Murphy’s brother, Dylan Roberts, presented the award earlier this year. He was appointed by a Democratic vacancy committee in late October to fill the term of former state Rep. Diane Mitsch Bush after she stepped down to run for Congress.

Nominations for the 2018 awards can also be submitted via email to rsimas@coloradodems.org, Simas said.

Democrats haven’t yet announced the upcoming dinner’s keynote speaker. This year’s featured former Missouri Secretary of State Jason Kander, a 2016 U.S. Senate candidate and the president of Let America Vote. The year before that, Hillary Clinton and Bernie Sanders, the two candidates still in the running for the Democratic presidential nomination, both spoke, just a couple of weeks before precinct caucuses.

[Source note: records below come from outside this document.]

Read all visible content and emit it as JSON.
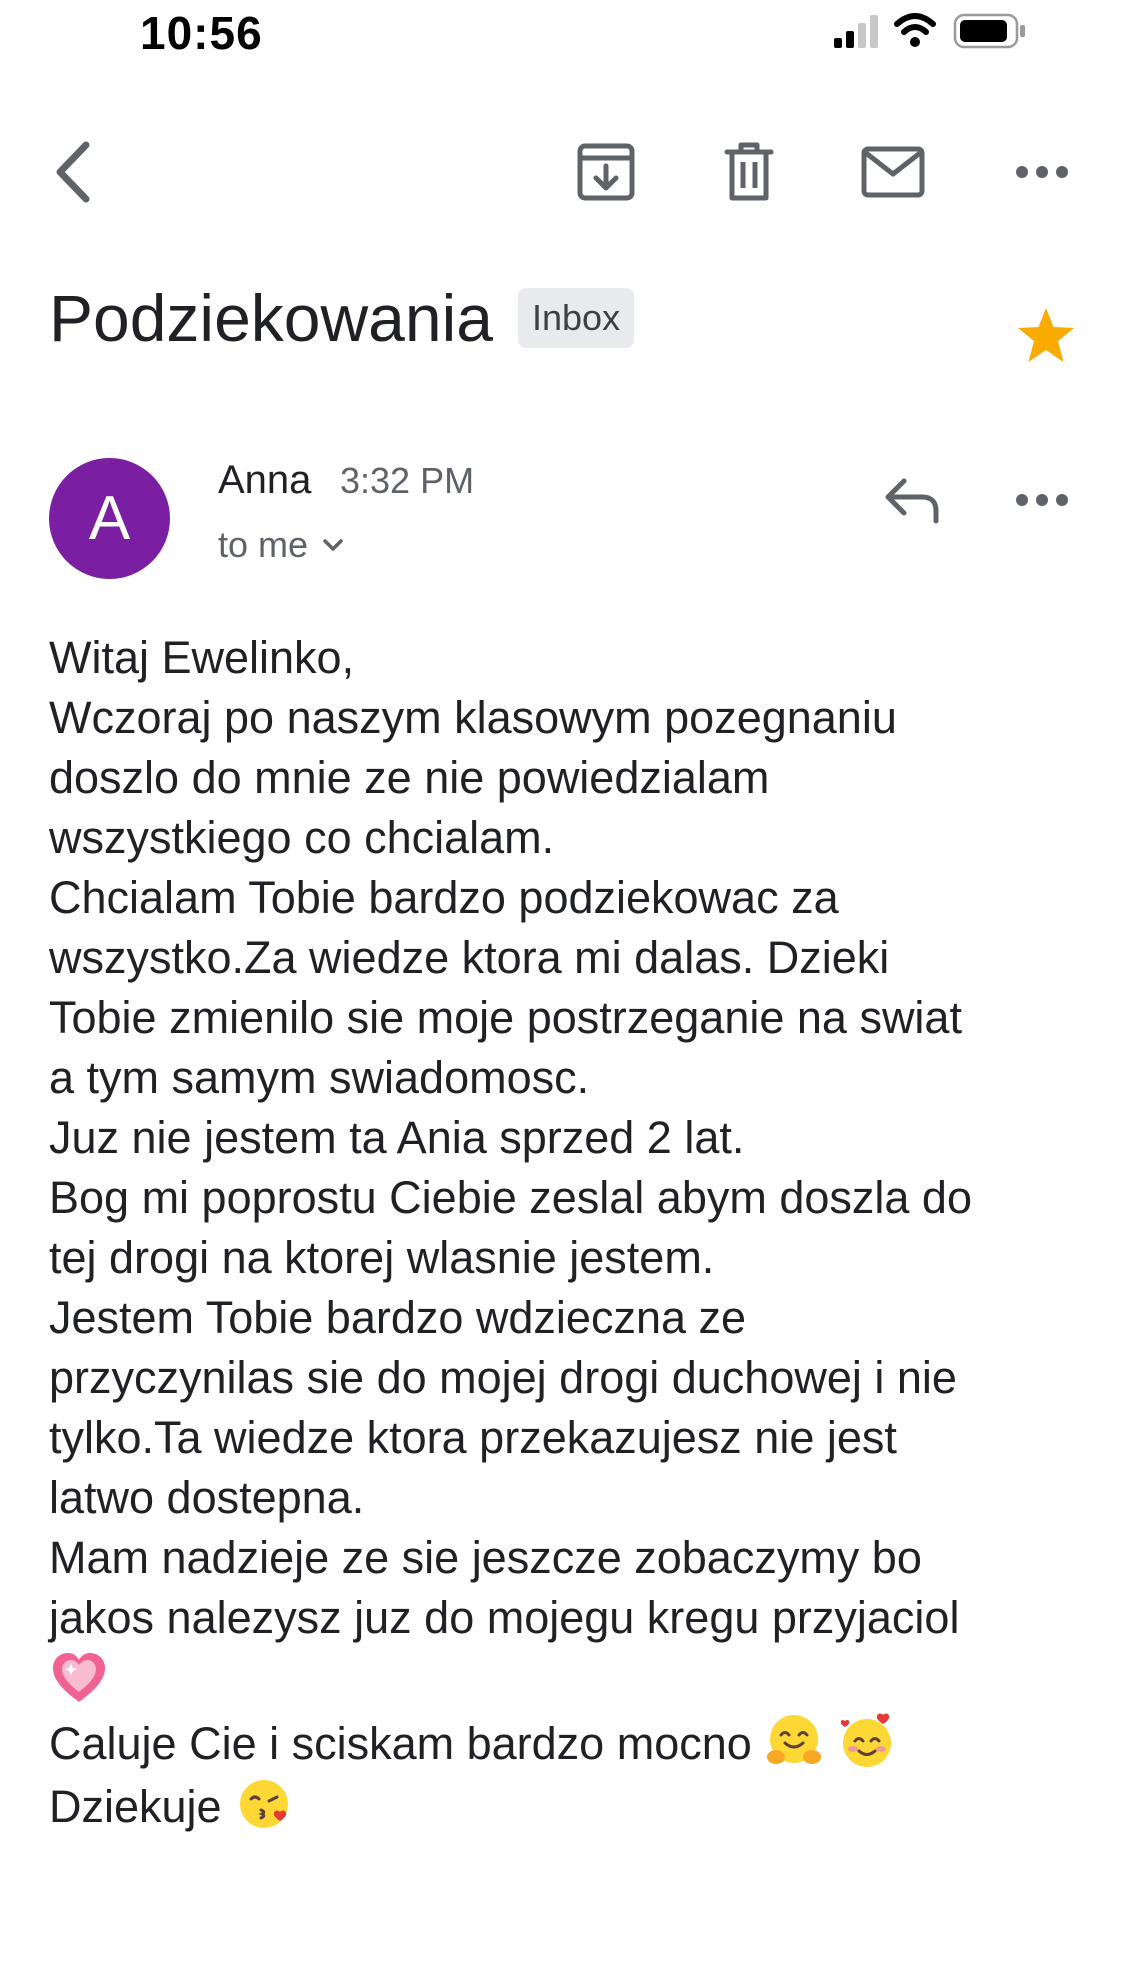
{
  "status_bar": {
    "time": "10:56",
    "icons": [
      "cellular-signal-icon",
      "wifi-icon",
      "battery-icon"
    ]
  },
  "toolbar": {
    "icons": [
      "back-arrow-icon",
      "archive-icon",
      "trash-icon",
      "mark-unread-mail-icon",
      "more-options-icon"
    ]
  },
  "email": {
    "subject": "Podziekowania",
    "label": "Inbox",
    "starred": true,
    "star_color": "#f9ab00",
    "sender": {
      "initial": "A",
      "name": "Anna",
      "time": "3:32 PM",
      "recipient": "to me",
      "avatar_color": "#7b1fa2"
    },
    "body_lines": [
      "Witaj Ewelinko,",
      "Wczoraj po naszym klasowym pozegnaniu",
      "doszlo do mnie ze nie powiedzialam",
      "wszystkiego co chcialam.",
      "Chcialam Tobie bardzo podziekowac za",
      "wszystko.Za wiedze ktora mi dalas. Dzieki",
      "Tobie zmienilo sie moje postrzeganie na swiat",
      "a tym samym swiadomosc.",
      "Juz nie jestem ta Ania sprzed 2 lat.",
      "Bog mi poprostu Ciebie zeslal abym doszla do",
      "tej drogi na ktorej wlasnie jestem.",
      "Jestem Tobie bardzo wdzieczna ze",
      "przyczynilas sie do mojej drogi duchowej i nie",
      "tylko.Ta wiedze ktora przekazujesz nie jest",
      "latwo dostepna.",
      "Mam nadzieje ze sie jeszcze zobaczymy bo",
      "jakos nalezysz juz do mojegu kregu przyjaciol"
    ],
    "closing_line_1": "Caluje Cie i sciskam bardzo mocno",
    "closing_line_2": "Dziekuje",
    "emojis": [
      "sparkling-heart-emoji",
      "hugging-face-emoji",
      "smiling-face-with-hearts-emoji",
      "face-blowing-kiss-emoji"
    ]
  }
}
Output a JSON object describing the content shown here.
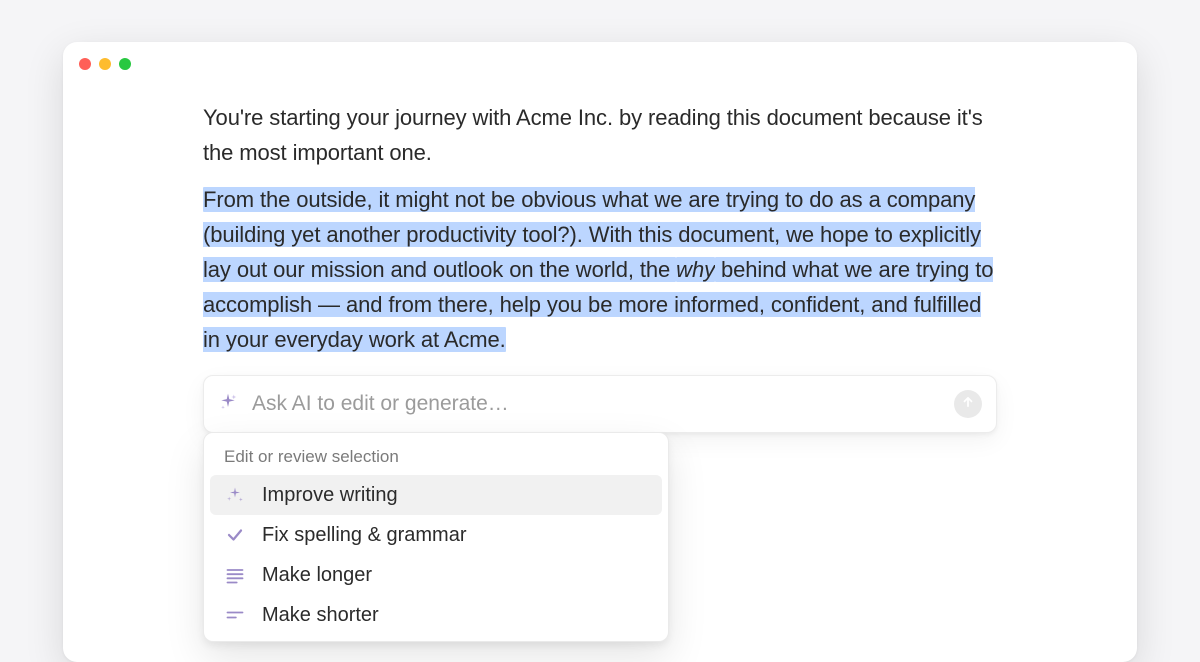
{
  "colors": {
    "accent_purple": "#9a8ac7",
    "selection_blue": "#bcd6ff"
  },
  "document": {
    "paragraph1": "You're starting your journey with Acme Inc. by reading this document because it's the most important one.",
    "paragraph2_part1": "From the outside, it might not be obvious what we are trying to do as a company (building yet another productivity tool?). With this document, we hope to explicitly lay out our mission and outlook on the world, the ",
    "paragraph2_italic": "why",
    "paragraph2_part2": " behind what we are trying to accomplish — and from there, help you be more informed, confident, and fulfilled in your everyday work at Acme."
  },
  "ai_bar": {
    "placeholder": "Ask AI to edit or generate…",
    "sparkle_icon": "sparkle-icon",
    "send_icon": "arrow-up-icon"
  },
  "menu": {
    "header": "Edit or review selection",
    "items": [
      {
        "icon": "magic-wand-icon",
        "label": "Improve writing",
        "hover": true
      },
      {
        "icon": "check-icon",
        "label": "Fix spelling & grammar",
        "hover": false
      },
      {
        "icon": "lines-long-icon",
        "label": "Make longer",
        "hover": false
      },
      {
        "icon": "lines-short-icon",
        "label": "Make shorter",
        "hover": false
      }
    ]
  }
}
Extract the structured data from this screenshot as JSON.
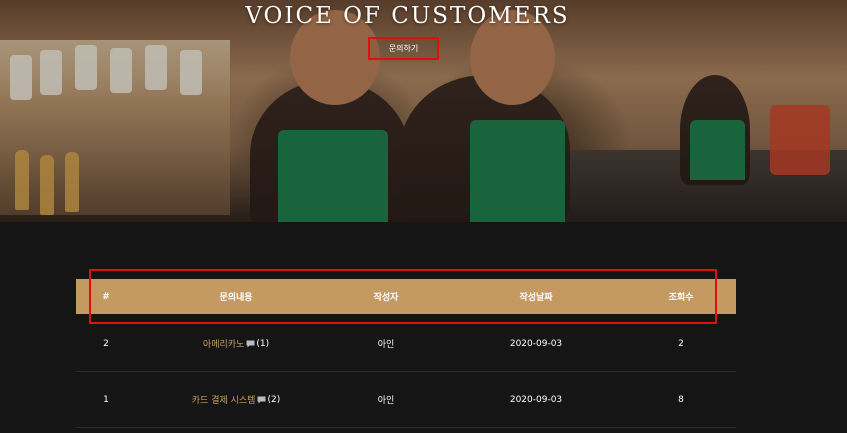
{
  "hero": {
    "title": "VOICE OF CUSTOMERS",
    "inquiry_button": "문의하기"
  },
  "table": {
    "headers": {
      "num": "#",
      "title": "문의내용",
      "author": "작성자",
      "date": "작성날짜",
      "views": "조회수"
    },
    "rows": [
      {
        "num": "2",
        "title": "아메리카노",
        "comments": "(1)",
        "author": "아인",
        "date": "2020-09-03",
        "views": "2"
      },
      {
        "num": "1",
        "title": "카드 결제 시스템",
        "comments": "(2)",
        "author": "아인",
        "date": "2020-09-03",
        "views": "8"
      }
    ]
  },
  "colors": {
    "accent": "#c49a62",
    "link": "#c9a063",
    "highlight": "#e01010",
    "background": "#151515"
  }
}
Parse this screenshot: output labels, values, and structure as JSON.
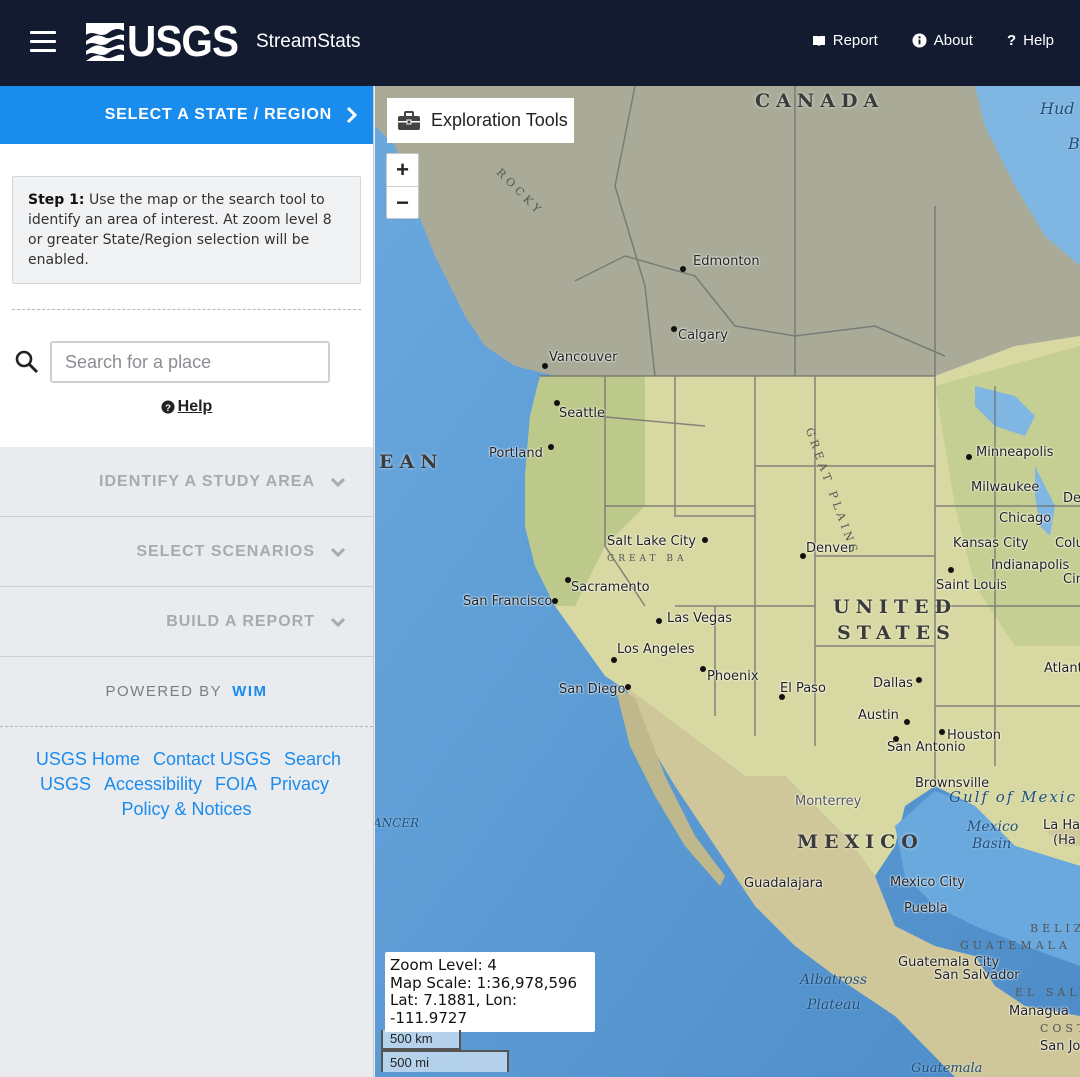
{
  "header": {
    "logo_text": "USGS",
    "app_title": "StreamStats",
    "nav": [
      {
        "label": "Report",
        "icon": "book-icon"
      },
      {
        "label": "About",
        "icon": "info-circle-icon"
      },
      {
        "label": "Help",
        "icon": "question-icon"
      }
    ]
  },
  "sidebar": {
    "step_header": "SELECT A STATE / REGION",
    "step1": {
      "bold": "Step 1:",
      "text": " Use the map or the search tool to identify an area of interest. At zoom level 8 or greater State/Region selection will be enabled."
    },
    "search": {
      "placeholder": "Search for a place",
      "value": ""
    },
    "help_label": "Help",
    "sections": [
      {
        "label": "IDENTIFY A STUDY AREA"
      },
      {
        "label": "SELECT SCENARIOS"
      },
      {
        "label": "BUILD A REPORT"
      }
    ],
    "powered_by": "POWERED BY",
    "powered_org": "WIM",
    "footer_links": [
      "USGS Home",
      "Contact USGS",
      "Search USGS",
      "Accessibility",
      "FOIA",
      "Privacy",
      "Policy & Notices"
    ]
  },
  "map": {
    "exploration_tools": "Exploration Tools",
    "zoom_in": "+",
    "zoom_out": "−",
    "zoom_level": "Zoom Level: 4",
    "map_scale": "Map Scale: 1:36,978,596",
    "lat_lon": "Lat: 7.1881, Lon: -111.9727",
    "scale_km": "500 km",
    "scale_mi": "500 mi",
    "labels": {
      "canada": "CANADA",
      "united": "UNITED",
      "states": "STATES",
      "mexico": "MEXICO",
      "ean": "EAN",
      "ancer": "ANCER",
      "hud": "Hud",
      "b": "B",
      "edmonton": "Edmonton",
      "calgary": "Calgary",
      "vancouver": "Vancouver",
      "seattle": "Seattle",
      "portland": "Portland",
      "salt_lake_city": "Salt Lake City",
      "sacramento": "Sacramento",
      "san_francisco": "San Francisco",
      "las_vegas": "Las Vegas",
      "los_angeles": "Los Angeles",
      "phoenix": "Phoenix",
      "san_diego": "San Diego",
      "denver": "Denver",
      "el_paso": "El Paso",
      "dallas": "Dallas",
      "austin": "Austin",
      "san_antonio": "San Antonio",
      "houston": "Houston",
      "brownsville": "Brownsville",
      "monterrey": "Monterrey",
      "minneapolis": "Minneapolis",
      "milwaukee": "Milwaukee",
      "chicago": "Chicago",
      "kansas_city": "Kansas City",
      "saint_louis": "Saint Louis",
      "indianapolis": "Indianapolis",
      "columbus": "Colum",
      "cincinnati": "Cin",
      "detroit": "De",
      "atlanta": "Atlant",
      "guadalajara": "Guadalajara",
      "mexico_city": "Mexico City",
      "puebla": "Puebla",
      "guatemala": "GUATEMALA",
      "guatemala_city": "Guatemala City",
      "san_salvador": "San Salvador",
      "el_salvador": "EL SALV",
      "managua": "Managua",
      "costa": "COSTA",
      "san_jose": "San Jo",
      "belize": "BELIZE",
      "la_habana": "La Ha",
      "la_habana2": "(Ha",
      "gulf_of_mexico": "Gulf of Mexic",
      "mexico_basin": "Mexico",
      "mexico_basin2": "Basin",
      "albatross": "Albatross",
      "plateau": "Plateau",
      "great_plains": "GREAT PLAINS",
      "rocky": "ROCKY",
      "guatemala_bottom": "Guatemala",
      "great_basin": "GREAT BA"
    }
  }
}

Previous keynote speakers have included Minnesota Sen. Al Franken, Texas Rep. Joaquin Castro, Missouri Sen. Claire McCaskill and then-mayor of Newark, New Jersey, Cory Booker, who won a seat in the U.S. Senate a year after appearing at the Colorado fundraiser.

The 2018 dinner is set for Saturday, Feb. 3, at the Hilton Denver City Center – the old Denver Marriott City Center – at 17th and California streets in downtown Denver. Ticket prices range from $150 to $10,000 for a table of 10 at the most generous level.